Contributing to BioSim Schema

This page explains how to contribute new terms and improvements to the BioSim schema, how LinkML is used in this repository, and how schema changes flow into downstream artefacts used by other BioSimDR tools.

What is LinkML

LinkML is a schema language for defining data models in YAML and generating downstream representations such as JSON-LD, JSON Schema, Python data models, and human-readable documentation.

Useful references:

How this Schema is Designed

The root schema is defined in biosim_schema_root.

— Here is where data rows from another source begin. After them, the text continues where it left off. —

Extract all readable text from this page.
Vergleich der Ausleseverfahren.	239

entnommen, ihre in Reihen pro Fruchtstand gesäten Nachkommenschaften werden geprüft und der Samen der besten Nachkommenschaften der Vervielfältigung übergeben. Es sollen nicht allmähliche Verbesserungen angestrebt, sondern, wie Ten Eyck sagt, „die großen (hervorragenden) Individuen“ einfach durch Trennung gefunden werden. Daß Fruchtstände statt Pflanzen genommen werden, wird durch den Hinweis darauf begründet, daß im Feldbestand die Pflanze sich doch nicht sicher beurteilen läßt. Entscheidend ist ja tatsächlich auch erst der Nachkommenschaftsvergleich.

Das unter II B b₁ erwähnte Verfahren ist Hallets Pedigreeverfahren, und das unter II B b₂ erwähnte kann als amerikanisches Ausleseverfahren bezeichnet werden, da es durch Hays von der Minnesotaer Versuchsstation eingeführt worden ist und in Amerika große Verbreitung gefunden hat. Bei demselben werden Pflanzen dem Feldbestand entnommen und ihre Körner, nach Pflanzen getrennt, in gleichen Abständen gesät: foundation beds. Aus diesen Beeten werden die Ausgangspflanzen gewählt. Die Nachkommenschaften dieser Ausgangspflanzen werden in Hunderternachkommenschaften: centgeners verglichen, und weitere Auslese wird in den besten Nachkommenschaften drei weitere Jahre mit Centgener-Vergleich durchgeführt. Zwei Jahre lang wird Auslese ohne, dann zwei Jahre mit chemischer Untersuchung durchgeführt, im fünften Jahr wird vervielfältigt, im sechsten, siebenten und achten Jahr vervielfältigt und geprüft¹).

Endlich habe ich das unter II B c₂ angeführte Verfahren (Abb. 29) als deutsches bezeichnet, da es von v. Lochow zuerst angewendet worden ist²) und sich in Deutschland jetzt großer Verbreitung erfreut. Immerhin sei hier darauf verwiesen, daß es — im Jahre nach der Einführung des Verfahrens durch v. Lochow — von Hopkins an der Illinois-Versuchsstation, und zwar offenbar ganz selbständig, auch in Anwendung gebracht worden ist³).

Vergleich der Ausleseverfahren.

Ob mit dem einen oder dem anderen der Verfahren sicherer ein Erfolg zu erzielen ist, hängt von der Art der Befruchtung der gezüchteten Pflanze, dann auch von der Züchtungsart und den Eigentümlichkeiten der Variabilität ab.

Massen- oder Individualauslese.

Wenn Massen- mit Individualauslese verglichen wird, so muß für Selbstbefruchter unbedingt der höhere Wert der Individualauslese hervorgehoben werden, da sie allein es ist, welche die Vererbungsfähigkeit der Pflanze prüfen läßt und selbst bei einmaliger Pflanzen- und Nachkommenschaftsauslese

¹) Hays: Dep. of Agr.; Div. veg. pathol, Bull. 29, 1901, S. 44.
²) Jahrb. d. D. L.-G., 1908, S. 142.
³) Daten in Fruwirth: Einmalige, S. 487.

It imports domain components from schema_components_folder.

Design principles used in this project:

  • Keep top-level structure stable via the SimulationMetadata root class.

  • Group terms by scientific domain in component files.

  • Prefer reusable quantity classes for values with units.

  • Use engine_mapping annotations on slots to map MD engine-native terms to canonical schema terms.

  • Generate derived artefacts from schema source, rather than editing generated files manually.

How to Propose Changes

You can contribute through either a GitHub issue or a pull request.

Direct pull request workflow:

  1. Fork and branch from main.

  2. Update relevant schema component file(s) in schema_components_folder.

  3. Regenerate artefacts with the utility command.

  4. Run tests and checks.

  5. Submit a PR in biosim_schema_pulls with rationale and examples.